Director, Blood Bank Meir Medical Center Kfar Saba, HaMerkaz, Israel
Background/Case Studies: Low titer O whole blood (LTOWB) is often used in the management of trauma-related major hemorrhage. The use of LTOWB in non-trauma patients is less well studied. This study assessed the feasibility and safety of administering LTOWB to patients with non-trauma related major hemorrhage.
Study
Design/Methods: According to hospital protocol, patients at two large academic centers with life-threatening gastrointestinal bleeding (GIB) or post-partum hemorrhage (PPH) between December 2023 and April 2025 were eligible to receive uncrossmatched LTOWB (titer < 150). Pre-specified data were collected using a standardized collection form and included: demographic, clinical and baseline laboratory data, bleeding etiology, number of LTOWB units transfused, number and volume of additional blood components transfused, storage duration of the LTOWB units, and lactate dehydrogenase (LDH), total bilirubin, potassium and creatinine levels following LTOWB transfusion. Patients were stratified by group O versus non-group O and results compared using the student T test.
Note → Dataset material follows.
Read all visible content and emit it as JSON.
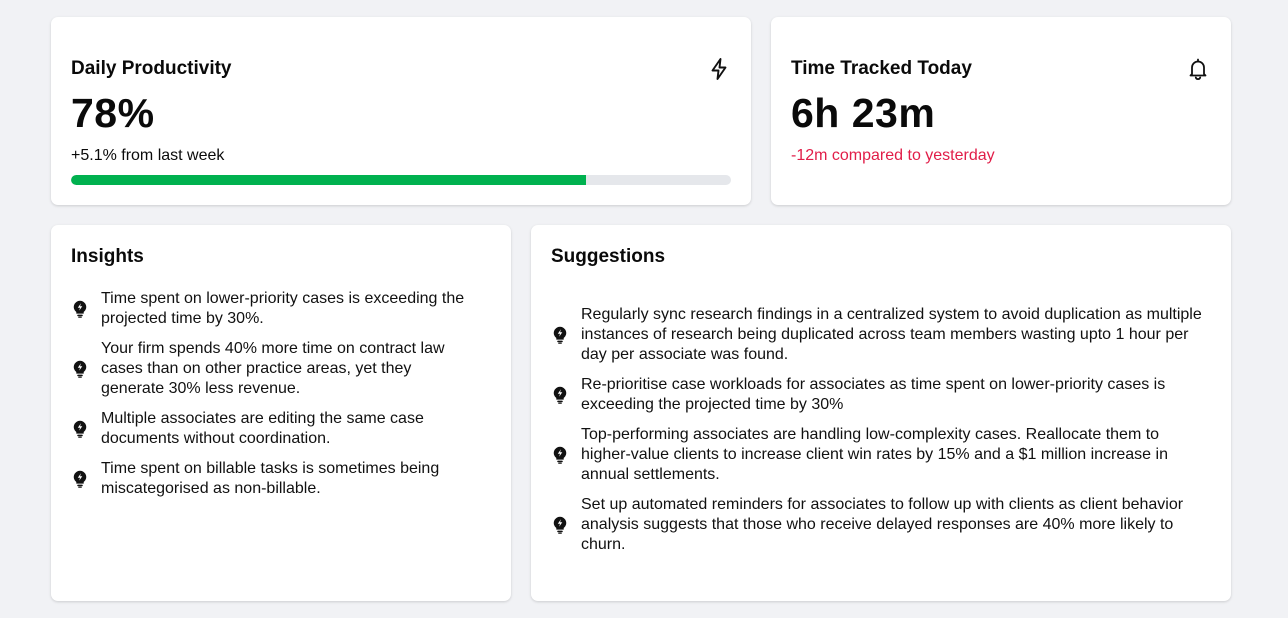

Results/Findings: 84 patients were included in the study, 38 men and 46 women with a median (IQR) age of 68 (46-77) years. Of the patients, 65/84 (77%) had GIB and 19/84 (23%) had PPH. Of the 84 patients, 29 (34.5%) were group O and 55 (65.5%) were non group O. A total of 144 units were transfused, 106 for GIB and 38 for PPH. The median (IQR) number of LTOWB units transfused to both Group O patients non Group O was 2 (1-4). LTOWB was the first product administered in 56/84 (66.7%) patients. The median (IQR) duration of storage of the LTOWB units was 17 (14-19) days. Hemolytic parameters among the group O versus non-group O patients within 24, 36 and 48 hour time periods are shown in Figure A. There were no significant differences between the groups for any parameter at any time point. No hemolytic transfusion reactions were reported. In hospital mortality (data available for 77 patients) was 22% for group O patients and 32% for non-group O patients (p=0.36).
Conclusions: LTOWB transfusion for life threatening GIB or PPH is feasible and appears to be safe in non-group O recipients. An ongoing multicenter clinical trial in this novel non-trauma patient population will provide data regarding the overall clinical utility of this practice change.